O atual heptacamperão de Fórmula 1 é o primeiro piloto negro na história da competição milionária, sujeito engajado que no ano passado aderiu ao movimento Black Lives Matter e levou vários pilotos e equipes a denunciar e pedir o fim do racismo. 

Ele sempre defende causas corretas e, no último final de semana, tuitou que ainda não ia se posicionar em relação ao que está acontecendo na Palestina, porque não conhecia os fatos e pretendia se informar primeiro. 

Antes que alguns afoitos comecem a construir uma cruz, quero lembrar que a maioria das pessoas, assim como o jovem e bem-intencionado inglês Lewis Hamilton, não conhece a realidade daquele lugar situado entre o Mediterrâneo e o Egito de um lado e de outro a Jordânia e os bíblicos Rio Jordão e Mar Morto.

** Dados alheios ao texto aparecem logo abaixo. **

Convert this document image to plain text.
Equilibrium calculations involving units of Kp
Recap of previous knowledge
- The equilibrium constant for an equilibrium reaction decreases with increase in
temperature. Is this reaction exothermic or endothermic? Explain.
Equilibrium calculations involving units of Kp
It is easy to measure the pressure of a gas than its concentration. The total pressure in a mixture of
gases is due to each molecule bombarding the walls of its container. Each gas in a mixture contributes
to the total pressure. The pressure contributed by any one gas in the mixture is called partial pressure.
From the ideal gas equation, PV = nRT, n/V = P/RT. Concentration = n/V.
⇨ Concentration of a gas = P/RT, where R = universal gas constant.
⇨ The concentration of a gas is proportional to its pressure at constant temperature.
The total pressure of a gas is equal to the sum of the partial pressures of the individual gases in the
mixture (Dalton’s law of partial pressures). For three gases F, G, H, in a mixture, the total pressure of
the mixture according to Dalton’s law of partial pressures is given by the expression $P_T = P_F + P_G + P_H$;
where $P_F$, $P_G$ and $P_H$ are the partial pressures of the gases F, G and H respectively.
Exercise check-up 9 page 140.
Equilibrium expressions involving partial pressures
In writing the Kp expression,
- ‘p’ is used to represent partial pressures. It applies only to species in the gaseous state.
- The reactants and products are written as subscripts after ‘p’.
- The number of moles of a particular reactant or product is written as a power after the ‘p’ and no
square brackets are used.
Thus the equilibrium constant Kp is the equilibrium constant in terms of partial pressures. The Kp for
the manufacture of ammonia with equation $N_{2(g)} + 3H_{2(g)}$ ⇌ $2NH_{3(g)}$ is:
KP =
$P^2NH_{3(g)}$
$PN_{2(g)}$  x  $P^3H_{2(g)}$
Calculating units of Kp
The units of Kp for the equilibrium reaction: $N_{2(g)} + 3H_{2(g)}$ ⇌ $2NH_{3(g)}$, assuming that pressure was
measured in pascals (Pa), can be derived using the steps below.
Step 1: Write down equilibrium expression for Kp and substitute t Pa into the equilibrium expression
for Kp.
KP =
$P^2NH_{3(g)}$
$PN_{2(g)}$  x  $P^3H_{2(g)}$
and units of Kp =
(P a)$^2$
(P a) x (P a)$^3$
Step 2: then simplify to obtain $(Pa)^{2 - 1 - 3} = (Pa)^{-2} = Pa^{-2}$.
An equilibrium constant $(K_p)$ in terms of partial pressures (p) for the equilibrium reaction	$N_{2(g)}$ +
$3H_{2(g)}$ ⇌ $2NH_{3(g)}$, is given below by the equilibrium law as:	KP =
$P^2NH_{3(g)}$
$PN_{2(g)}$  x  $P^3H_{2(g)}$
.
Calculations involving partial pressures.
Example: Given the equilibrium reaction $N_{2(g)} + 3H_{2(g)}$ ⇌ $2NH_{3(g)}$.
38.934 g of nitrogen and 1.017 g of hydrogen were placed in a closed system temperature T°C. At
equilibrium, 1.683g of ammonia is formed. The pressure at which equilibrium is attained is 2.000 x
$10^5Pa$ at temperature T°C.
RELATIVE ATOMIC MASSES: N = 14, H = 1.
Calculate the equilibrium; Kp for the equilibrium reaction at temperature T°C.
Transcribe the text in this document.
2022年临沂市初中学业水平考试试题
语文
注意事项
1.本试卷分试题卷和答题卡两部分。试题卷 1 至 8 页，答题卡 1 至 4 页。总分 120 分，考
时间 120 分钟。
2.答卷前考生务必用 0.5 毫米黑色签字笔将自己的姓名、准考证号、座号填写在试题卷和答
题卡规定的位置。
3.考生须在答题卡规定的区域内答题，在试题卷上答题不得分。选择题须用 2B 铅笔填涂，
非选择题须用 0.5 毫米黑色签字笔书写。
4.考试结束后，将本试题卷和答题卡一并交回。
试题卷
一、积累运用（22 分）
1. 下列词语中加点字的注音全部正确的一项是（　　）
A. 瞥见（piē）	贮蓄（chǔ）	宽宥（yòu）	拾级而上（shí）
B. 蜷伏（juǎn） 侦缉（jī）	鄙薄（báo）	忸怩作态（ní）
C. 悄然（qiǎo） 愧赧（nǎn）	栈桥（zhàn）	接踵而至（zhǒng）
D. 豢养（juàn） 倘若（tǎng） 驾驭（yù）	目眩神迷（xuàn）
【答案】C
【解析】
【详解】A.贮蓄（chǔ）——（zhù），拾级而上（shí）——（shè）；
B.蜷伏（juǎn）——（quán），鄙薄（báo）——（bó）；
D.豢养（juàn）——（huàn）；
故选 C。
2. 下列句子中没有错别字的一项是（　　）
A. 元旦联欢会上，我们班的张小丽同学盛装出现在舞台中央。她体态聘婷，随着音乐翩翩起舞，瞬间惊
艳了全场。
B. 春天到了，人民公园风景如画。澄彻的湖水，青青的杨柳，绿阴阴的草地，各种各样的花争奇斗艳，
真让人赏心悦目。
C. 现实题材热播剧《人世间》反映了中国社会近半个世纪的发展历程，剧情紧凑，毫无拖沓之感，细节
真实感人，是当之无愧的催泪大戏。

Para tentar ajudar Hamilton e todos os demais, de quem se tenta esconder a barbárie que acontece por lá, escrevo esta carta, trazendo alguns fatos. Teve início nesta sexta-feira (21) um cessar-fogo entre Israel e Palestina, acordado pelo Egito. Apesar disso, os fatos seguem candentes e faz-se necessário compreendê-los.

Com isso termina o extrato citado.